I found the famous cedar-growing pensioner in a house in Yanka Kupala Street in Vetka. I saw cherries, apple-trees and grapes, but where were cedars? The owner trips down a path, pacifying his four-footed guard — the latter is bursting to go into action. However, before coming closer to the cedars, Gennady Vasilevich sits me at the table to drink tea and surrounds me with plates. Breaking my resistance, he persuades, “Try at least our new home-made honey and the cucumbers from our kitchen garden. It’s very tasty. All beekeepers eat honey only this way.”

I can only agree. I eat his cucumbers with honey, while my host slowly tells how it all started. Since he had read scientific facts about cedars which do not bear fruit in Belarus, he began to doubt it. Mr. Asanov found phone numbers of the Moscow State Forest University where cedar forests occupied 35 hectares. He called them and explained the essence of the internal dispute and asked them to send him planting stock. Soon he received a parcel with three kinds of cedar nuts: Siberian, Korean and shale procumbent cedar. He took them and went into his kitchen garden at once. He tells about that, “At that time I worked in the building enterprise in Marino village in the Dobrush District and I also lived there. I threw the seedlings into the ground on a personal plot of land and shoots soon appeared. This was in 1977. I began to notice that if nuts stick into the ground by rostel, then everything will be ok. At first, when they had not grown, it was necessary to remove any grass that was above them, because they spread their fan of needles then suddenly began to shrivel up — they were weak. But then, after five years, my cedars became stronger. In 1982, I went to Vetka foresters and told them. ‘I have seedlings — it is necessary to put them in a good place’. So they got enthusiastic about the idea and helped. me”

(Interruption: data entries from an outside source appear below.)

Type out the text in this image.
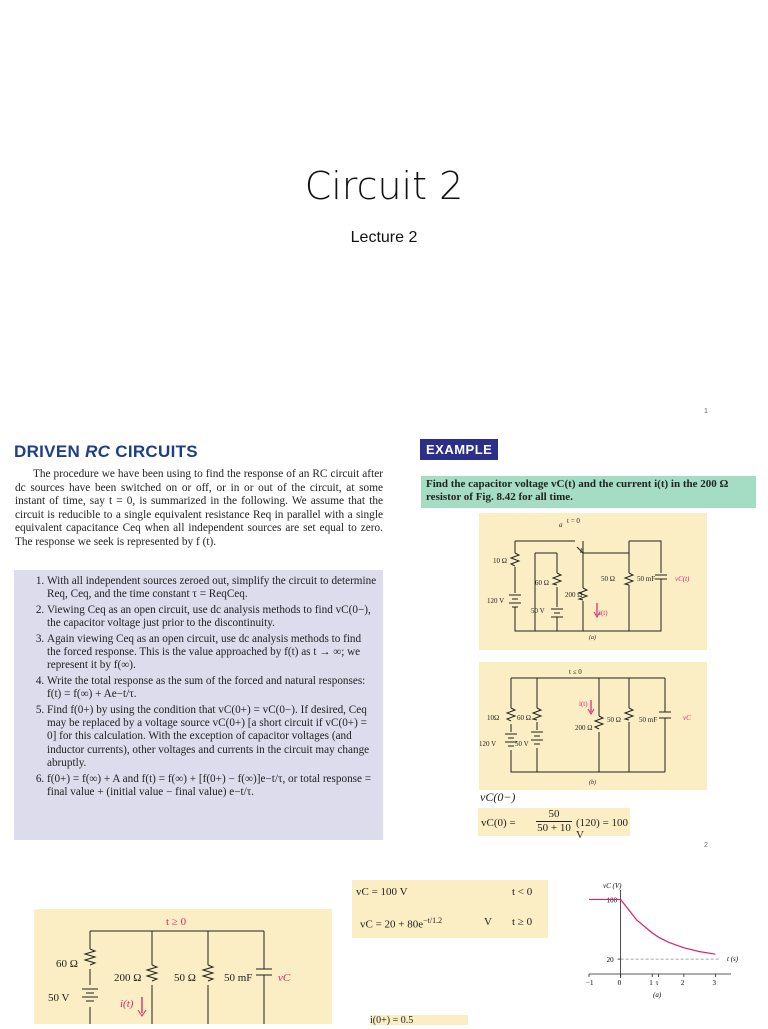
Circuit 2
Lecture 2
1
DRIVEN RC CIRCUITS
The procedure we have been using to find the response of an RC circuit after dc sources have been switched on or off, or in or out of the circuit, at some instant of time, say t = 0, is summarized in the following. We assume that the circuit is reducible to a single equivalent resistance Req in parallel with a single equivalent capacitance Ceq when all independent sources are set equal to zero. The response we seek is represented by f (t).
1. With all independent sources zeroed out, simplify the circuit to determine Req, Ceq, and the time constant τ = ReqCeq.
2. Viewing Ceq as an open circuit, use dc analysis methods to find vC(0−), the capacitor voltage just prior to the discontinuity.
3. Again viewing Ceq as an open circuit, use dc analysis methods to find the forced response. This is the value approached by f(t) as t → ∞; we represent it by f(∞).
4. Write the total response as the sum of the forced and natural responses: f(t) = f(∞) + Ae−t/τ.
5. Find f(0+) by using the condition that vC(0+) = vC(0−). If desired, Ceq may be replaced by a voltage source vC(0+) [a short circuit if vC(0+) = 0] for this calculation. With the exception of capacitor voltages (and inductor currents), other voltages and currents in the circuit may change abruptly.
6. f(0+) = f(∞) + A and f(t) = f(∞) + [f(0+) − f(∞)]e−t/τ, or total response = final value + (initial value − final value) e−t/τ.
EXAMPLE
Find the capacitor voltage vC(t) and the current i(t) in the 200 Ω resistor of Fig. 8.42 for all time.
t = 0
a
b
10 Ω
60 Ω
200 Ω
50 Ω	50 mF
120 V
50 V	i(t)
vC(t)
(a)
t ≤ 0
10Ω	60 Ω
200 Ω
50 Ω	50 mF
120 V	50 V
i(t)
vC
(b)
vC(0−)
vC(0) =
50
50 + 10 (120) = 100 V
2
t ≥ 0
60 Ω
200 Ω	50 Ω	50 mF
50 V	i(t)
vC
vC = 100 V	t < 0
vC = $20 + 80e^{-t/1.2}$	V t ≥ 0
vC (V)
t (s)
(a)
100
20
−1	0	1 τ	2	3
i(0+) = 0.5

Thus, the taiga islet moved to the suburb of Pobuzhie village in the Vetka District. The cedar pine was surrounded by bushes on sandy ground, away from wild beasts and barbarism. Mr. Asanov regularly visited this place with a chopper in order to remove the unnecessary grass, so that it did not cover the cedars from the light. And when the trees grew roots in the new place, they didn`t need help anymore. The Chernobyl catastrophe happened at that time, but it did not prevent them from growing. Then, several years ago, a miracle happened — their first crop. Siberian Asanov worries even now, recollecting that time. “When I saw the cones, I breathed out ‘Well hello, fellow countrymen!’ After all, according to scientific data, cedars start to bear fruit 60-70 years after planting. While here, only 33 years had passed. I thought that I will not have time to see them, but it seems that they decided to thank me for my hope and hard work.”

I was late for harvesting this year and cones had been removed earlier than usual. However, I was interested why and asked some questions.

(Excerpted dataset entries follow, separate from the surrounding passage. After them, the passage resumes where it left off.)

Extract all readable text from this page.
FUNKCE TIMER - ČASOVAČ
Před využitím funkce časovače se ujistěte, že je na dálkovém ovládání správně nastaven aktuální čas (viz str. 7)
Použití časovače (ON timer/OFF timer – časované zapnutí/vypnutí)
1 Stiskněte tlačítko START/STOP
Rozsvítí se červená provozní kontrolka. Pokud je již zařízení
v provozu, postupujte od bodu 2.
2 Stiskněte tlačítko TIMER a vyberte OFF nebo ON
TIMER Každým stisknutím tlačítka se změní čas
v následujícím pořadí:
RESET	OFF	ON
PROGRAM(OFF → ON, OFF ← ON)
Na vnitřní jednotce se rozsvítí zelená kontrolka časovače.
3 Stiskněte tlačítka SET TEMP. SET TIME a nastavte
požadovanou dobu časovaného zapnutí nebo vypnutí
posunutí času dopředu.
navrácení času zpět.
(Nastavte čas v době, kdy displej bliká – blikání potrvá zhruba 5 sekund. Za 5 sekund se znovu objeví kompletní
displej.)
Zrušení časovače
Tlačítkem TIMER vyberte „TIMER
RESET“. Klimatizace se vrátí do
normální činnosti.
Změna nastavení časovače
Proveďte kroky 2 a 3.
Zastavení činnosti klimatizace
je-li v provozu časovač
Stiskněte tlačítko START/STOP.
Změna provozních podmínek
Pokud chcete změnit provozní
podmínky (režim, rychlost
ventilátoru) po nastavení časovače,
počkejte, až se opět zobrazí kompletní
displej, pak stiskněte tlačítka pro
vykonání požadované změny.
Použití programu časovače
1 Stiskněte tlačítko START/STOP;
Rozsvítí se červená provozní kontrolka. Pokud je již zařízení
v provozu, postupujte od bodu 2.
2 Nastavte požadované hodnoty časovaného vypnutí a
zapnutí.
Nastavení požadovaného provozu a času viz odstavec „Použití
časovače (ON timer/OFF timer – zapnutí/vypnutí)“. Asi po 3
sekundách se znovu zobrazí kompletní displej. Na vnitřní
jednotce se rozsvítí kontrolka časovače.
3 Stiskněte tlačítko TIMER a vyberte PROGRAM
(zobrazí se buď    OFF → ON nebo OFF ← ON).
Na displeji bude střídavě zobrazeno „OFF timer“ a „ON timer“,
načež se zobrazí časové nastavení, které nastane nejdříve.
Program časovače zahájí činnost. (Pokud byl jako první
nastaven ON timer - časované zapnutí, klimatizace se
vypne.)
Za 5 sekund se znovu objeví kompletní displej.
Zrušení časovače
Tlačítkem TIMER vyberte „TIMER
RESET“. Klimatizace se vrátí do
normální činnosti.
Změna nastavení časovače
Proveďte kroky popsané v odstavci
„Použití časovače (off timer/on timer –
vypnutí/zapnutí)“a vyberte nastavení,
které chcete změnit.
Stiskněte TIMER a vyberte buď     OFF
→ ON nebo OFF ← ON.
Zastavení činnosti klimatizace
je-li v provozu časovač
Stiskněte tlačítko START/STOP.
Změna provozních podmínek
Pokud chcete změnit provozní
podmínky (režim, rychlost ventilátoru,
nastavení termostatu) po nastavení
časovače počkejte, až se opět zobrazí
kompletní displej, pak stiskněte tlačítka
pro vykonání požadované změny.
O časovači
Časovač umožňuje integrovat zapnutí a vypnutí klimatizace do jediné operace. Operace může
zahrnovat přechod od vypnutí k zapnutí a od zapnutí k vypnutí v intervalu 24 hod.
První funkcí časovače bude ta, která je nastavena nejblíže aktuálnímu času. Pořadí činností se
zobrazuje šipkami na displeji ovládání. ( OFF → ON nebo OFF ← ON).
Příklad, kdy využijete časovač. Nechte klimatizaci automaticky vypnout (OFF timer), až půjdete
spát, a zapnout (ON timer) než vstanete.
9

Do you wait until they fall down?

Gennady Vasilievich laughs loudly, handing over the next cucumber, saying that if you collect nuts in such a way, then you will have nothing.
The height is impressive. Our ‘young children’ are 17 metres in height, while in a taiga they can reach 40 metres. When the cone reaches the earth, almost nothing remains in it. When I was young, we tried to collect cones, climbing the trees. And then, on the branches we manually collected them, while some of them were carefully thrown down.

I look sad. I would not be able to climb a cedar, but the deputy director of the Vetka special forestry enterprise, Ivan Gorelikov, gives me news that is music to my ears. “Why climb? Nowadays we use a tower vehicle. We thought up a special device for collecting, it is like a grapnel.”

Is it like the one that pirates have?

Exactly.

The crop is not big yet. Hardly more than two kilograms of nuts. All of them lead to the expansion of the Pobuzhie cedar grove, planting seedlings in the arboretum of forestry enterprise and the Stolbun school forestry. Gennady Vasilievich also keeps his own nursery. Changing his shoes into house slippers, he leads me into the secluded garden corner. There are two boxes, where there are tiny sprouts: small palms with hats of the former nuts.

In one box there is earth from the shop, while in another — from the bed where the cucumbers grow. They feel equally well.

However the main gain is indisputable: cedar nuts have gained Belarusian roots.